Personal information
- Born: 30 July 2003 (age 22)

Chess career
- Country: Bulgaria
- Title: FIDE Master (2018) Woman International Master (2020)
- Peak rating: 2348 (November 2021)

= Gergana Peycheva =

Bulgarian chess player (born 2003)

Gergana Peycheva (Гергана Пейчева; born 30 July 2003) is a Bulgarian chess player who holds the titles of FIDE Master (FM, 2018) and Woman International Master (WIM, 2020).

== Biography ==
Gergana Peycheva played for Bulgaria in European Youth Chess Championships and World Youth Chess Championships.
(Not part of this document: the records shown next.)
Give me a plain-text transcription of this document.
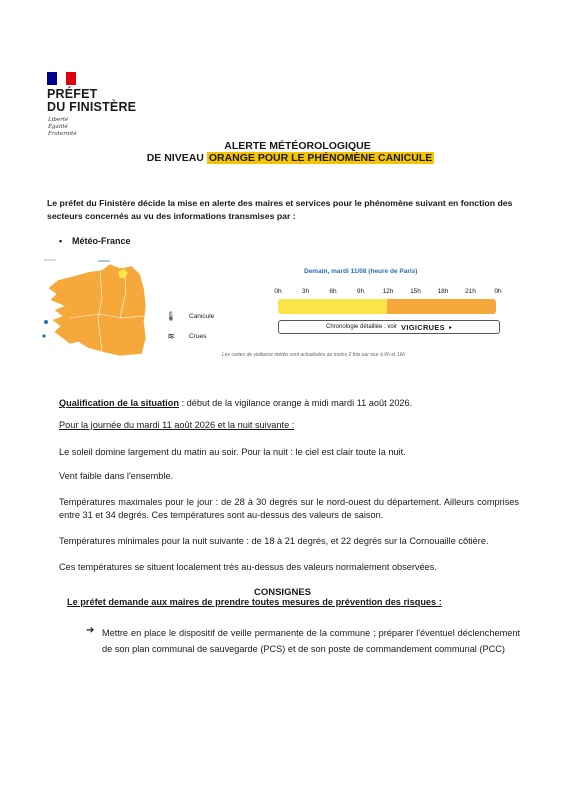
PRÉFET
DU FINISTÈRE
Liberté
Égalité
Fraternité
ALERTE MÉTÉOROLOGIQUE
DE NIVEAU ORANGE POUR LE PHÉNOMÈNE CANICULE
Le préfet du Finistère décide la mise en alerte des maires et services pour le phénomène suivant en fonction des secteurs concernés au vu des informations transmises par :
• Météo-France
🌡	Canicule
≋	Crues
Demain, mardi 11/08 (heure de Paris)
0h	3h	6h	9h	12h	15h	18h	21h	0h
Chronologie détaillée : voir VIGICRUES ▸
Les cartes de vigilance météo sont actualisées au moins 2 fois par jour à 6h et 16h
Qualification de la situation : début de la vigilance orange à midi mardi 11 août 2026.
Pour la journée du mardi 11 août 2026 et la nuit suivante :
Le soleil domine largement du matin au soir. Pour la nuit : le ciel est clair toute la nuit.
Vent faible dans l'ensemble.
Températures maximales pour le jour : de 28 à 30 degrés sur le nord-ouest du département. Ailleurs comprises entre 31 et 34 degrés. Ces températures sont au-dessus des valeurs de saison.
Températures minimales pour la nuit suivante : de 18 à 21 degrés, et 22 degrés sur la Cornouaille côtière.
Ces températures se situent localement très au-dessus des valeurs normalement observées.
CONSIGNES
Le préfet demande aux maires de prendre toutes mesures de prévention des risques :
➔ Mettre en place le dispositif de veille permanente de la commune ; préparer l'éventuel déclenchement de son plan communal de sauvegarde (PCS) et de son poste de commandement communal (PCC)
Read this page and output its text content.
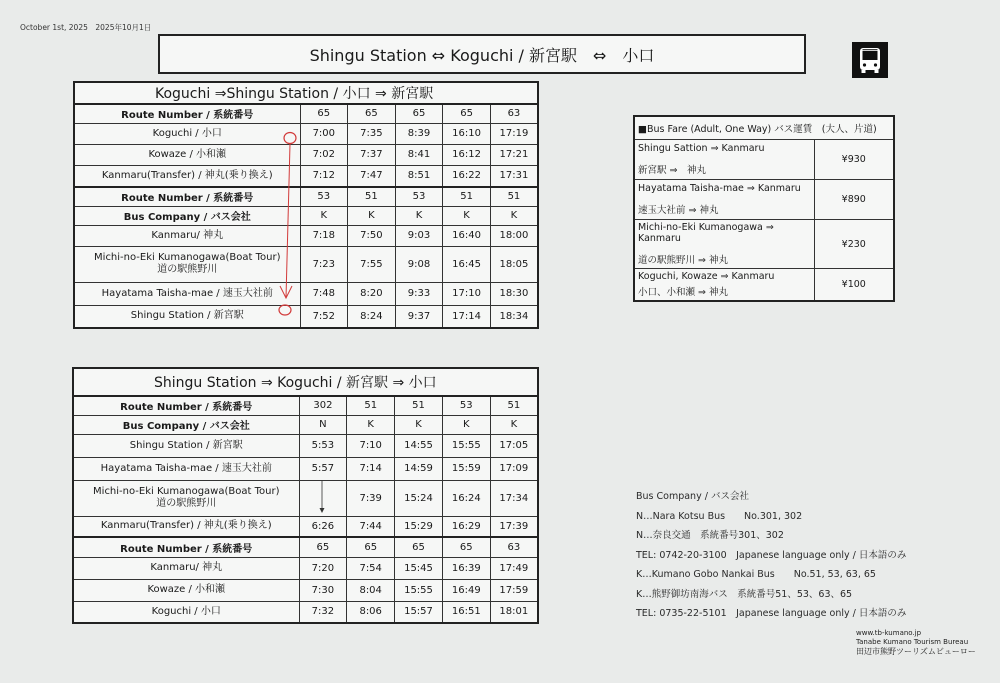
October 1st, 2025　2025年10月1日
Shingu Station ⇔ Koguchi / 新宮駅　⇔　小口
Koguchi ⇒Shingu Station / 小口 ⇒ 新宮駅					
Route Number / 系統番号	65	65	65	65	63
Koguchi / 小口	7:00	7:35	8:39	16:10	17:19
Kowaze / 小和瀬	7:02	7:37	8:41	16:12	17:21
Kanmaru(Transfer) / 神丸(乗り換え)	7:12	7:47	8:51	16:22	17:31
Route Number / 系統番号	53	51	53	51	51
Bus Company / バス会社	K	K	K	K	K
Kanmaru/ 神丸	7:18	7:50	9:03	16:40	18:00

Michi-no-Eki Kumanogawa(Boat Tour)
道の駅熊野川	7:23	7:55	9:08	16:45	18:05
Hayatama Taisha-mae / 速玉大社前	7:48	8:20	9:33	17:10	18:30
Shingu Station / 新宮駅	7:52	8:24	9:37	17:14	18:34
Shingu Station ⇒ Koguchi / 新宮駅 ⇒ 小口					
Route Number / 系統番号	302	51	51	53	51
Bus Company / バス会社	N	K	K	K	K
Shingu Station / 新宮駅	5:53	7:10	14:55	15:55	17:05
Hayatama Taisha-mae / 速玉大社前	5:57	7:14	14:59	15:59	17:09

Michi-no-Eki Kumanogawa(Boat Tour)
道の駅熊野川		7:39	15:24	16:24	17:34
Kanmaru(Transfer) / 神丸(乗り換え)	6:26	7:44	15:29	16:29	17:39
Route Number / 系統番号	65	65	65	65	63
Kanmaru/ 神丸	7:20	7:54	15:45	16:39	17:49
Kowaze / 小和瀬	7:30	8:04	15:55	16:49	17:59
Koguchi / 小口	7:32	8:06	15:57	16:51	18:01
■Bus Fare (Adult, One Way) バス運賃　(大人、片道)	
Shingu Sattion ⇒ Kanmaru
新宮駅 ⇒　神丸	¥930
Hayatama Taisha-mae ⇒ Kanmaru
速玉大社前 ⇒ 神丸	¥890
Michi-no-Eki Kumanogawa ⇒ Kanmaru
道の駅熊野川 ⇒ 神丸	¥230
Koguchi, Kowaze ⇒ Kanmaru
小口、小和瀬 ⇒ 神丸	¥100
Bus Company / バス会社
N…Nara Kotsu Bus　　No.301, 302
N…奈良交通　系統番号301、302
TEL: 0742-20-3100　Japanese language only / 日本語のみ
K…Kumano Gobo Nankai Bus　　No.51, 53, 63, 65
K…熊野御坊南海バス　系統番号51、53、63、65
TEL: 0735-22-5101　Japanese language only / 日本語のみ
www.tb-kumano.jp
Tanabe Kumano Tourism Bureau
田辺市熊野ツーリズムビューロー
In 2014 Gergana Peycheva won European School Chess Championships in G11 age group.

Gergana Peycheva twice won Bulgarian Women's Rapid Chess Championships: 2019 and 2022.

Gergana Peycheva played for Bulgaria in the Women's Chess Olympiad:
- In 2022, at second board in the 44th Chess Olympiad (women) in Chennai (+3, =5, -1).

In 2018, she was awarded the FIDE Master (FM) title and received the FIDE Women International Master (WIM) title two years later. Also Gergana Peycheva is a FIDE Instructor (2020).